The proposal to introduce the requirement for the consent of the Director of Public Prosecutions before magistrates can issue an arrest warrant cannot be guaranteed to achieve its objective. The DPP would have to exercise any discretion strictly on the basis of evidence, and the most likely test would not be certainty of conviction but a requirement of a serious case to answer.

The problem with this is that, in many cases, there may well be one. Is it impossible, for example, to say that there is sufficient evidence to raise a serious case about a politician’s or soldier’s involvement in orders to use white phosphorous, contrary to international law?

Even where it was far more likely than not that a jury would acquit, a DPP still might feel that there was sufficient evidence to leave to a jury.

Any change in the law must avoid undermining the principle that certain crimes are committed not against a particular state but against humanity, with the result that all nations assert jurisdiction to try and punish those crimes. Anything that appeared to make a special change in favour of Israel in particular would be ethically and politically disastrous.

So it is correct to change only procedure and not substance; but the change needs to produce certainty. One way of achieving that would be to introduce a system of certification. Anyone proposing to travel to the UK who thought that they might be the object of politically motivated arrest attempts could, when they applied for their visa, also apply for a certificate valid for the length of their proposed stay. A list of organisations interested in pursuing war criminals would register with the Minister of Justice, and be notified when an application for such certification was made. They would have two weeks to present evidence against the applicant.

At the end of the two weeks, if no evidence had been presented, the applicant would be given a certificate that would guarantee immunity, during his or her stay, from arrest for war crimes alleged to have been committed before they travelled.

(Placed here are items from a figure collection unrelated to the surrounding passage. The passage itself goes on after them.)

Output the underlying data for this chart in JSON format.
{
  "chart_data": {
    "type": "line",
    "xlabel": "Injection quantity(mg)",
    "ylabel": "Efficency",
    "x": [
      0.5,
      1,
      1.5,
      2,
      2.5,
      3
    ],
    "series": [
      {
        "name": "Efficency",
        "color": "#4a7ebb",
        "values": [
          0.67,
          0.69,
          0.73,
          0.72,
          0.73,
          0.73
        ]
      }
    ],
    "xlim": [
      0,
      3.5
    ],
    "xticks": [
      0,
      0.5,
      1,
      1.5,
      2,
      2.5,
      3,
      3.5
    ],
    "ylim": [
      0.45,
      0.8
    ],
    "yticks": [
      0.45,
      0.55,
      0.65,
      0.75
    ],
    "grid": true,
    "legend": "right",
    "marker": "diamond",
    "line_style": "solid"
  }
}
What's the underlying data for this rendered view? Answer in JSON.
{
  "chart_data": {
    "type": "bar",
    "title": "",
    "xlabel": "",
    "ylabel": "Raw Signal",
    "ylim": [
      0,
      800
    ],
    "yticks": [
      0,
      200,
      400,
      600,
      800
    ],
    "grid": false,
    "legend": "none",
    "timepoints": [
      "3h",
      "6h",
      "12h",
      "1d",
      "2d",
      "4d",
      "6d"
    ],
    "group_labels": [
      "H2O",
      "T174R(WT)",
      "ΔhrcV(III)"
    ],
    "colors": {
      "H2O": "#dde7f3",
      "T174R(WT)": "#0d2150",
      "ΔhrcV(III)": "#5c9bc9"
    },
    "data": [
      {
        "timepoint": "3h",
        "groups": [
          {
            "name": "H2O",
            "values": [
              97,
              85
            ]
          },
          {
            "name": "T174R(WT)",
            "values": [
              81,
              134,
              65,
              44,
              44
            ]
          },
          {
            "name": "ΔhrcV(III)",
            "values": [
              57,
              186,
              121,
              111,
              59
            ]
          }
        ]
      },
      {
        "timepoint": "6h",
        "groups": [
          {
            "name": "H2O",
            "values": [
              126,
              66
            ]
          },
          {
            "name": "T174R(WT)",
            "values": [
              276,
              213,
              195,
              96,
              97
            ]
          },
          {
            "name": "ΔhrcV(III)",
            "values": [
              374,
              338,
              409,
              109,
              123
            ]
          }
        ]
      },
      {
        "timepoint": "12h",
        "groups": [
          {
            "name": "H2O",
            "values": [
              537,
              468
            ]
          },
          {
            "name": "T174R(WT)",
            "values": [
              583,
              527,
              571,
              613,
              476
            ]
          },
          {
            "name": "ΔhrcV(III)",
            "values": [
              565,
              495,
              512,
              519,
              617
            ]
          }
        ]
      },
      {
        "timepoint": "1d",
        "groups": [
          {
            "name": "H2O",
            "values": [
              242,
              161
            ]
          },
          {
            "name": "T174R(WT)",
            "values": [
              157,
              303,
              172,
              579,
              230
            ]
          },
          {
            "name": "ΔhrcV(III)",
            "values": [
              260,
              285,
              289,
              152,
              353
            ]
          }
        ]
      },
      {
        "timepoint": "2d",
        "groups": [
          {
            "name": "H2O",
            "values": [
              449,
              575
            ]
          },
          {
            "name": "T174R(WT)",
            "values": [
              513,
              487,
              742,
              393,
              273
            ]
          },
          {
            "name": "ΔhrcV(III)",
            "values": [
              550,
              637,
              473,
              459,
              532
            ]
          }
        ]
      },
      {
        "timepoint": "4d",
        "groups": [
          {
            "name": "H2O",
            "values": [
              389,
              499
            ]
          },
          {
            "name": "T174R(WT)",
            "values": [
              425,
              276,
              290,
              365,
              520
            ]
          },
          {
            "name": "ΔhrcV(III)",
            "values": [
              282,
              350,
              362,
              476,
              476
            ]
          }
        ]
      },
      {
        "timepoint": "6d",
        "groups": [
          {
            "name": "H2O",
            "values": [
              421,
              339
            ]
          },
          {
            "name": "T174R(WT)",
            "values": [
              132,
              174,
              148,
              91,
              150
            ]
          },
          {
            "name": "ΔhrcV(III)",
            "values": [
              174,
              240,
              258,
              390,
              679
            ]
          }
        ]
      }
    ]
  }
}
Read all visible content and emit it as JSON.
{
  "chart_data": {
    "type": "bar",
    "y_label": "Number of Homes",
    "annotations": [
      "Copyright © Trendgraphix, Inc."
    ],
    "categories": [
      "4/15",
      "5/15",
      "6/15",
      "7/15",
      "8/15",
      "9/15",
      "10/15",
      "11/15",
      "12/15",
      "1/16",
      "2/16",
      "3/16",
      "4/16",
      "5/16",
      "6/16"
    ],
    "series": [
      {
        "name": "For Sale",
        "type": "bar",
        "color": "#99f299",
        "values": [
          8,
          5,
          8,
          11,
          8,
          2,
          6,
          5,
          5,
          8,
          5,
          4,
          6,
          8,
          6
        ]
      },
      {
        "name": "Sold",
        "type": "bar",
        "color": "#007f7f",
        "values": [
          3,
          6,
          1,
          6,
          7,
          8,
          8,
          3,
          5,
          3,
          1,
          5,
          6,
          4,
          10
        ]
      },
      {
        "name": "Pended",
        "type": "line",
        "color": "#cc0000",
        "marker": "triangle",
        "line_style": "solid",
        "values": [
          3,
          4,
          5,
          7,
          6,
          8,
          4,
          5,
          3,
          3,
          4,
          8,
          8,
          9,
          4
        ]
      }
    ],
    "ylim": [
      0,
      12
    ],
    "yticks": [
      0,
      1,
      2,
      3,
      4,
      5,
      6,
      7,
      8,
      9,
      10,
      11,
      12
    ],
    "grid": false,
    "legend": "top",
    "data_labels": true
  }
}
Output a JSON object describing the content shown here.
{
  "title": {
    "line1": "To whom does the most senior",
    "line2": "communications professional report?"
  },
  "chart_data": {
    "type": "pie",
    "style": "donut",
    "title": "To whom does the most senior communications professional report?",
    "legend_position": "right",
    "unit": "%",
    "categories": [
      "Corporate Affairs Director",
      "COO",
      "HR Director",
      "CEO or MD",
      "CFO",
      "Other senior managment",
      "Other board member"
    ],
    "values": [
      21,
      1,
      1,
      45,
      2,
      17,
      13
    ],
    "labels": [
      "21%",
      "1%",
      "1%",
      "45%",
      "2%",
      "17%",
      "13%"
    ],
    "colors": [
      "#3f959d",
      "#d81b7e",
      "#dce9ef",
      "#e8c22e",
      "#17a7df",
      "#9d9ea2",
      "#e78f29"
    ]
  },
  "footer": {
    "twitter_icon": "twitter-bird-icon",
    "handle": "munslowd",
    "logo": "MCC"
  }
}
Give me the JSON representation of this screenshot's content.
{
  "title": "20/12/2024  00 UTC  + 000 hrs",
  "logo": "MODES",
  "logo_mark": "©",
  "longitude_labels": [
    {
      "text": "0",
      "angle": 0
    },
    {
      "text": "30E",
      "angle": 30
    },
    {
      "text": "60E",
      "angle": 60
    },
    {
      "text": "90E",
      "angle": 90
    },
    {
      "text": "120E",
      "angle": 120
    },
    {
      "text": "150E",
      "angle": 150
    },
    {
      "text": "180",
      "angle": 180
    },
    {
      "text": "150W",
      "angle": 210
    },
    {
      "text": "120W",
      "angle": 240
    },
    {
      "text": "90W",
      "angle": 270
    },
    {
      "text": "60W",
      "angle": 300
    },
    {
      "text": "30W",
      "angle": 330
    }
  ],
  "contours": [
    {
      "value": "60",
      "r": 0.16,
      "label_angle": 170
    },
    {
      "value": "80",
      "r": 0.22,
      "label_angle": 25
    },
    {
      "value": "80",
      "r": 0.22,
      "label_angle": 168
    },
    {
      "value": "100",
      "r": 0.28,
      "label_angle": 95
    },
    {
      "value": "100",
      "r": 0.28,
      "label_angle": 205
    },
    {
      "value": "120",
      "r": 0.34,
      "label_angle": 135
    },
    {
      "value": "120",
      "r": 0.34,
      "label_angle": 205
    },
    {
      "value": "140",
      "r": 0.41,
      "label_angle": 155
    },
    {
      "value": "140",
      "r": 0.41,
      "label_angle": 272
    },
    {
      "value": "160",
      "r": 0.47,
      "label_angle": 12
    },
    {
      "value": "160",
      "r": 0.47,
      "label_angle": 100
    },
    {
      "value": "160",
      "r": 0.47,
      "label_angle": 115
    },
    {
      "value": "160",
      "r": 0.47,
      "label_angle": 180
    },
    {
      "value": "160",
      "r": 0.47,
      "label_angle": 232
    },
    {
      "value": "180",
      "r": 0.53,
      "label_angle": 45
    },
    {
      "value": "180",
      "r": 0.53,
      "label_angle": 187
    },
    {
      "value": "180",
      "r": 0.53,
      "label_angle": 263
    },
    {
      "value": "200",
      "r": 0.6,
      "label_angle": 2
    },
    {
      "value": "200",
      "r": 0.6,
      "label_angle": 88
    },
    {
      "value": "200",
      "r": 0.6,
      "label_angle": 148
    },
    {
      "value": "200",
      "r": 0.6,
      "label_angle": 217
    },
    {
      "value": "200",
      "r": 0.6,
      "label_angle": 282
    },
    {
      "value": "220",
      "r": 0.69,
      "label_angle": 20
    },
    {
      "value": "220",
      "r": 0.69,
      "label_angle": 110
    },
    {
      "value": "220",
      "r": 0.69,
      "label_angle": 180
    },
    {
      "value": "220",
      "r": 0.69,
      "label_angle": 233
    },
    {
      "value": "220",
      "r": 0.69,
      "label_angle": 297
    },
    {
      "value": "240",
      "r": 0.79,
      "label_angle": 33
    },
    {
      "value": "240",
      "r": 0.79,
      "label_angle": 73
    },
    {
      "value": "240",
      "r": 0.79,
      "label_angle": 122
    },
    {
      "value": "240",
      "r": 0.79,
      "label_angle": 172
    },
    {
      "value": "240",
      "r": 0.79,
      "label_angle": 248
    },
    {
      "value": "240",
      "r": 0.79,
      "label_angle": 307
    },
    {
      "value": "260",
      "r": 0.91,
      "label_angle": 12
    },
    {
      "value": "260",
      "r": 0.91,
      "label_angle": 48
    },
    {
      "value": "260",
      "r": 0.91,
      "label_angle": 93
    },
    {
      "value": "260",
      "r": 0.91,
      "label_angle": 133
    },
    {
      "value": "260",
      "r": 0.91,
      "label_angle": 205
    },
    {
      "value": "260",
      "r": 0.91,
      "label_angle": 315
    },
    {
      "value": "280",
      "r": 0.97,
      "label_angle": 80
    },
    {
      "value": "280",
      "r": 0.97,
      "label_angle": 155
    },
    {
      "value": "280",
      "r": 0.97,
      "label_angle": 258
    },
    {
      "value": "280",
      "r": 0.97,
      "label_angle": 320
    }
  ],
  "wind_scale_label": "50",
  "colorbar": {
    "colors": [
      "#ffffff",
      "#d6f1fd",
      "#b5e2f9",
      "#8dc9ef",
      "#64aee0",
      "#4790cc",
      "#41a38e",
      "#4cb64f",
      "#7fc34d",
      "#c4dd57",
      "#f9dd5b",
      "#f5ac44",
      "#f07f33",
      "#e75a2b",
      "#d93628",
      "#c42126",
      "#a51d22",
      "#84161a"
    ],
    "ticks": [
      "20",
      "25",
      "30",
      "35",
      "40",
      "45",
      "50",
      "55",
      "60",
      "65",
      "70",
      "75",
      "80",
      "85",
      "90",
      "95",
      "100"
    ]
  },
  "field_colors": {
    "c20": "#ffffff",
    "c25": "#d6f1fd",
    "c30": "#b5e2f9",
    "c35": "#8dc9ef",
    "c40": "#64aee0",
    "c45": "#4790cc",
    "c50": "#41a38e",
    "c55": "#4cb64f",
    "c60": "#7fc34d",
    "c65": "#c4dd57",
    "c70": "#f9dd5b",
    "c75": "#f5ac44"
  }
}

If evidence was presented, the DPP would evaluate it and form a judgment as to whether there was a sufficient case to go before a jury: if there was, the applicant would receive no certificate and would travel at his or her own risk.

The result would be that nobody could be taken by surprise, but the principle of international jurisdiction would be preserved intact; and there would be no pressure on the DPP or anyone else to make a special case for Israel or any other country.